The next thing to do is to start building some railroads of trust. This is really important because we're about to set the Pioneers off at doing what they do best, and we're about to release the Settlers to start building things behind them. While they're busy, the only thing that will link them is the railroad. And you've got to build it.

Building a Railroad

There are three things you need. You need to:

1. Know where you're going

2. Lay some tracks

3. Keep the train moving

Or alternatively, you need to plan, build and communicate.

Planning is really important, and it's probably the hardest part of managing the tension between Settlers and Pioneers. However, you have got to figure out and agree where you're going. The Pioneers will be natural at the where and the why, the Settlers are awesome at asking how and when. Between you you've got everything you need but you all need to agree it. One thing that helps is asking what success looks like? How will you test it? What's the objective and how do you know you've reached it? If you can figure out what 'done' looks like and you've written it down and agreed it, the Settlers will be empowered to do what they've signed up for and the Pioneers will be ready to head out west. But you've got to know where you're going to lay your tracks.

In some ways, laying the tracks is the easy part. All you have to do is make sure that they're straight and that the train won't topple off them when it steams along. This is all about building good links between where you are and where you're going. How will you communicate? What meetings do you need to happen where and when to make sure you're still heading in the agreed direction? Have things changed since you planned? It's always worth reviewing where you've come from (Settlers excel at this) and reviewing where you're headed (Pioneers, at this).

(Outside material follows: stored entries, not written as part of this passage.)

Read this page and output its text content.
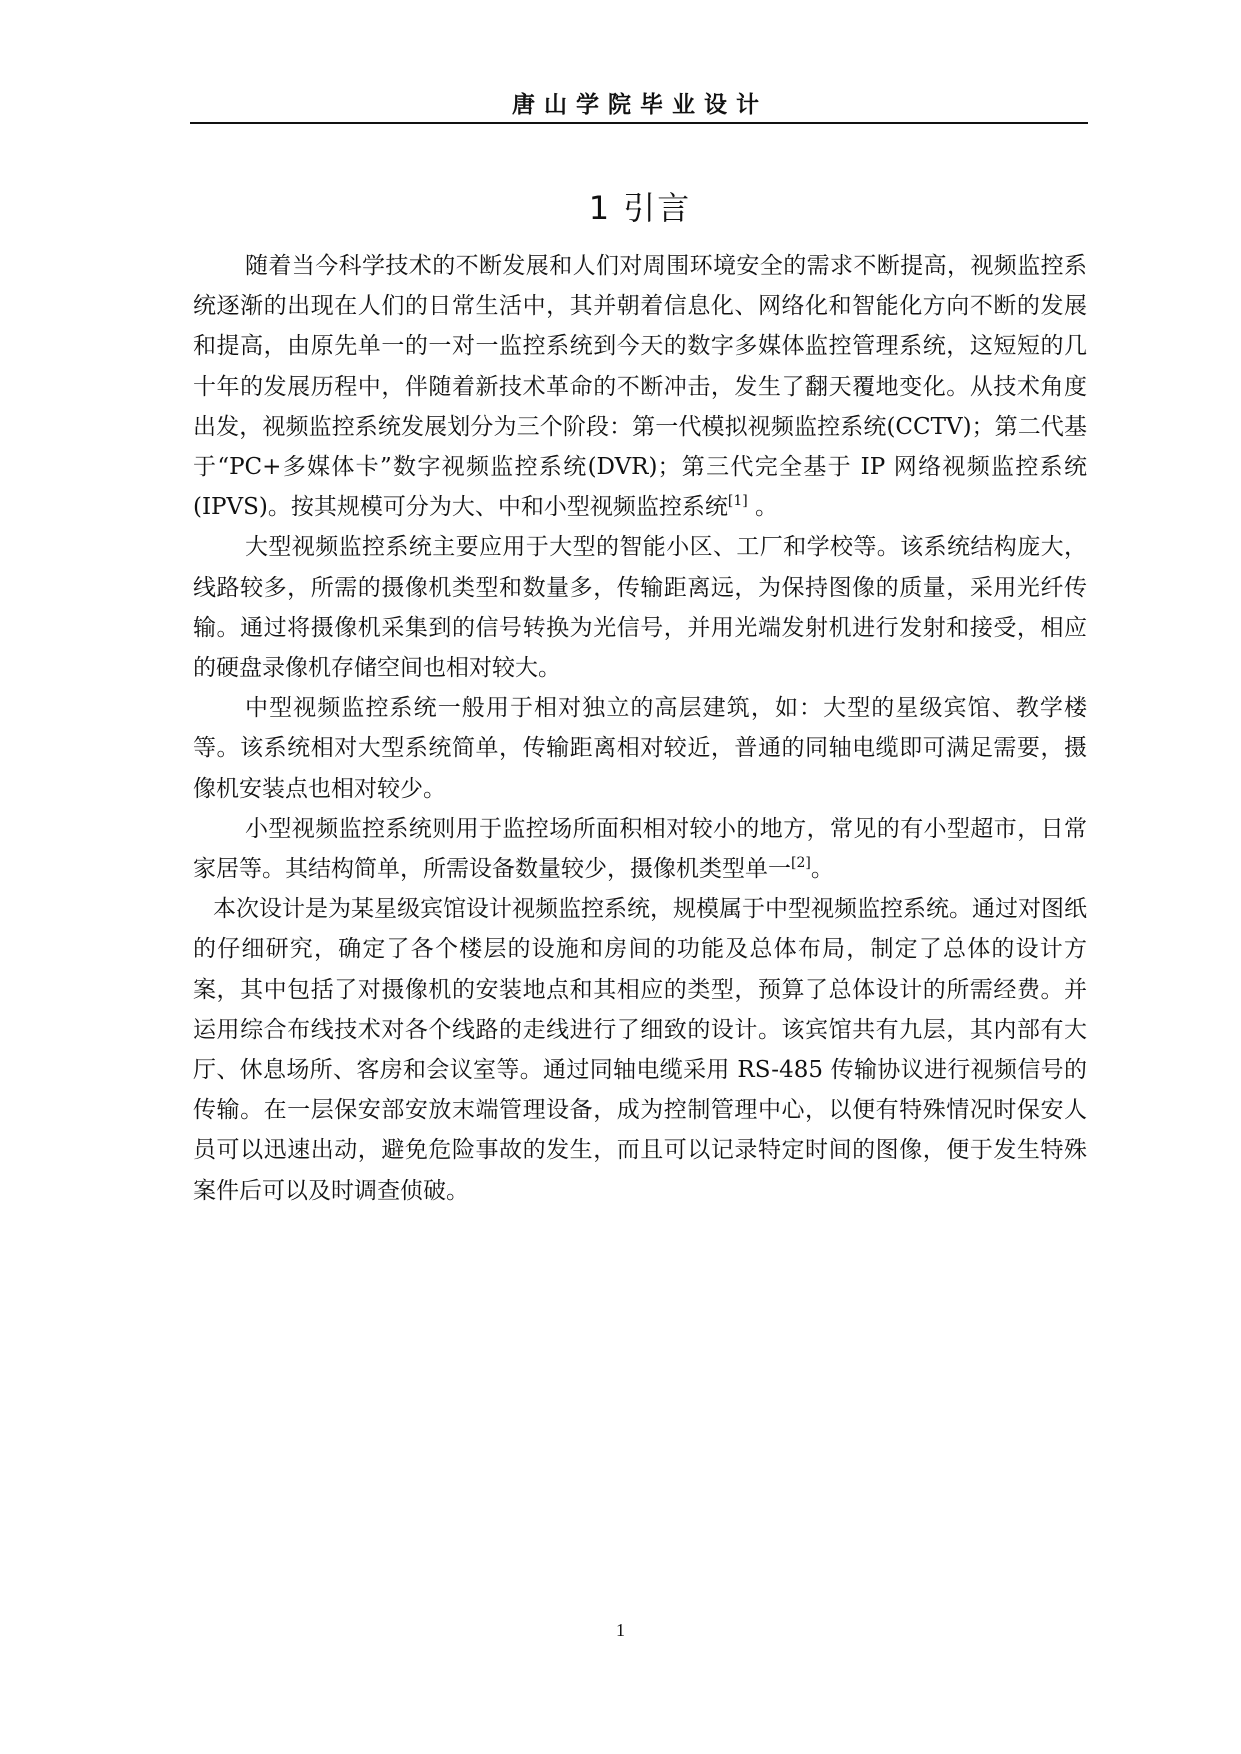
唐山学院毕业设计
1 引言

随着当今科学技术的不断发展和人们对周围环境安全的需求不断提高，视频监控系统逐渐的出现在人们的日常生活中，其并朝着信息化、网络化和智能化方向不断的发展和提高，由原先单一的一对一监控系统到今天的数字多媒体监控管理系统，这短短的几十年的发展历程中，伴随着新技术革命的不断冲击，发生了翻天覆地变化。从技术角度出发，视频监控系统发展划分为三个阶段：第一代模拟视频监控系统(CCTV)；第二代基于“PC+多媒体卡”数字视频监控系统(DVR)；第三代完全基于 IP 网络视频监控系统(IPVS)。按其规模可分为大、中和小型视频监控系统[1] 。

大型视频监控系统主要应用于大型的智能小区、工厂和学校等。该系统结构庞大，线路较多，所需的摄像机类型和数量多，传输距离远，为保持图像的质量，采用光纤传输。通过将摄像机采集到的信号转换为光信号，并用光端发射机进行发射和接受，相应的硬盘录像机存储空间也相对较大。

中型视频监控系统一般用于相对独立的高层建筑，如：大型的星级宾馆、教学楼等。该系统相对大型系统简单，传输距离相对较近，普通的同轴电缆即可满足需要，摄像机安装点也相对较少。

小型视频监控系统则用于监控场所面积相对较小的地方，常见的有小型超市，日常家居等。其结构简单，所需设备数量较少，摄像机类型单一[2]。

本次设计是为某星级宾馆设计视频监控系统，规模属于中型视频监控系统。通过对图纸的仔细研究，确定了各个楼层的设施和房间的功能及总体布局，制定了总体的设计方案，其中包括了对摄像机的安装地点和其相应的类型，预算了总体设计的所需经费。并运用综合布线技术对各个线路的走线进行了细致的设计。该宾馆共有九层，其内部有大厅、休息场所、客房和会议室等。通过同轴电缆采用 RS-485 传输协议进行视频信号的传输。在一层保安部安放末端管理设备，成为控制管理中心，以便有特殊情况时保安人员可以迅速出动，避免危险事故的发生，而且可以记录特定时间的图像，便于发生特殊案件后可以及时调查侦破。

1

Once the tracks are laid, all you've got to do is keep the train moving. That's all about good communication. When the infrastructure is there, communication can't be too frequent. It's a whole subject all on its own, that. Communication is a pain point for most of us. However, Settlers need good communication to figure out how to support the Pioneers. Pioneers need good communication to figure out what they can contribute to the building of community.

These three things help you build the railroad of trust between Pioneers and Settlers. Everyone knows the plan, everyone builds the tracks and everyone keeps the train moving between them.

So, all of that was where my lunchtime walk took me the other day. As the sky grew heavy with rain and the summer breeze rustled the full green leaves, I was thinking about how the West was won, how all of us can work together and how we can manage that natural tension between Pioneers and Settlers.

There's no doubt that I'm a Settler. Sometimes though, I wish I were more of a Pioneer, saddling up and getting ready to ride off into the sunset. However, I'm quite confident that even if I did that, I wouldn't want to do it alone.

And really, that's what this kind of teamwork has always been about.